UNE HISTOIRE DE LA ROCK MUSIC

 

Pouvez y trouver tous les défauts que vous désirez, n'empêche que Manoeuvre s'en sort plutôt bien. Dessine assez bien la courge de Gauss ( toujours les kids ) de la rock music. La courbe monte, se gonfle, redescend et crève comme un ballon de baudruche. Passe par tous les points obligatoires, les pionniers, le folk, le blues, les groupes féminins, le british-blues, le psychédélic, le hard, la soul, le garage, le glam, le rock, le country rock, le jazz-rock, le pub-rock, le punk, la new-wawe, le grunge, les déviances rap-electro... Si vous croisez cette liste avec celle du premier tome vous ne ferez que renforcer votre impression.

 

L'exception ne sert qu'à confirmer la règle. Certains disques se sont vendus à des millions d'exemplaires et d'autres n'ont pas dépassé les cinq milles unités. Certes ces malheureux ont pu être redécouverts et atteindre des altitudes moins compromettantes. Certains jouissent de succès d'estime et leur plus grande gloire reste de voir leur nom émarger dans une encyclopédie. Cette discothèque idéale n'en reste pas moins celle d'une reconnaissance marchande ou- si l'on veut atténuer l'impact du mot nous proposerons - marchandisée.

 

Le rock arrive à un tournant de son histoire. Sa transmission est en train de devenir un simple troc acoustique. Tu me donnes ta money et je t'offre un chargement auditif.

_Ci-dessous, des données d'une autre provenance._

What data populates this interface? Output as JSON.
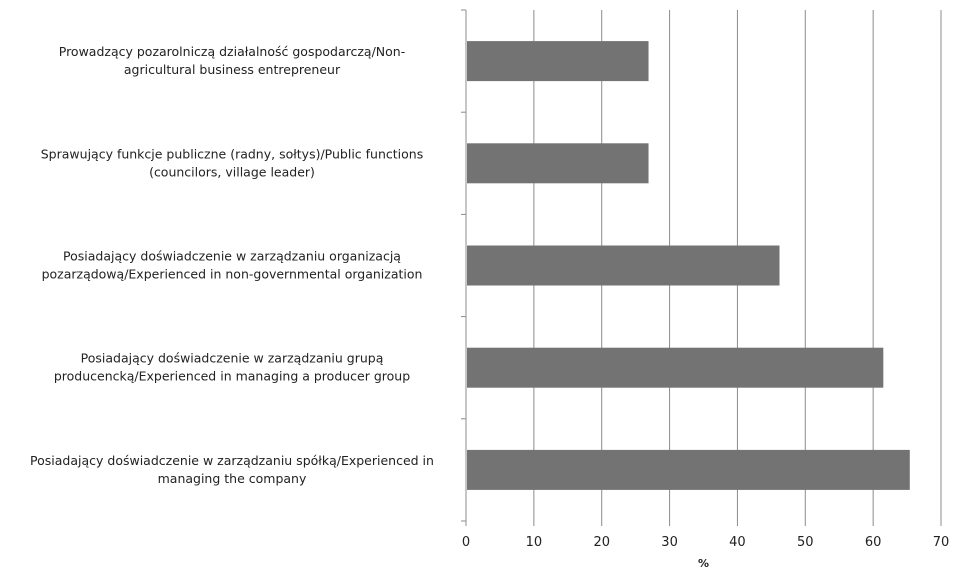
{
  "chart_data": {
    "type": "bar",
    "orientation": "horizontal",
    "categories": [
      [
        "Prowadzący pozarolniczą działalność gospodarczą/Non-",
        "agricultural business entrepreneur"
      ],
      [
        "Sprawujący funkcje publiczne (radny, sołtys)/Public functions",
        "(councilors, village leader)"
      ],
      [
        "Posiadający doświadczenie w zarządzaniu organizacją",
        "pozarządową/Experienced in non-governmental organization"
      ],
      [
        "Posiadający doświadczenie w zarządzaniu grupą",
        "producencką/Experienced in managing a producer group"
      ],
      [
        "Posiadający doświadczenie w zarządzaniu spółką/Experienced in",
        "managing the company"
      ]
    ],
    "values": [
      26.9,
      26.9,
      46.2,
      61.5,
      65.4
    ],
    "xlabel": "%",
    "ylabel": "",
    "title": "",
    "xlim": [
      0,
      70
    ],
    "xticks": [
      0,
      10,
      20,
      30,
      40,
      50,
      60,
      70
    ],
    "grid": "vertical",
    "legend": "none",
    "bar_color": "#737373",
    "grid_color": "#8c8c8c",
    "axis_color": "#8c8c8c"
  }
}
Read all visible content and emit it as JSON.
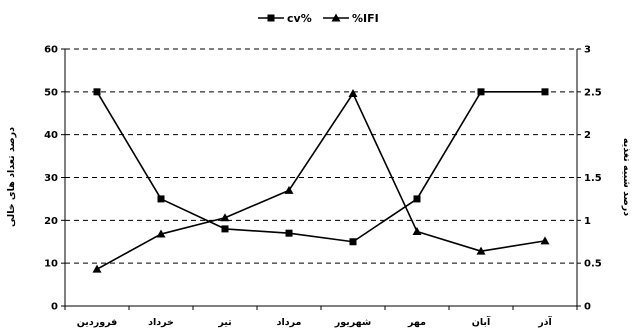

Ce qui fut longtemps distribué sous forme d'objets de vénération est désormais accessible en tant que monnaie d'échange. Nous avions un produit, nous sommes soumis à un flux impalpable de financiarisation.

 

D'un autre côté cette main-mise des plus totales des groupes industriels et bancaires sur la diffusion de cette musique est peut-être sa chance ultime de survie car elle invite à se débrouiller par soi-même. Do it yourself ! La multiplication des petits labels, des studios associatifs des mini-réseaux d'écoulement ( et non de vente ) des disques enregistrés en des conditions minimales, marque le retour obstiné de cette musique de là d'où elle vient : des marges.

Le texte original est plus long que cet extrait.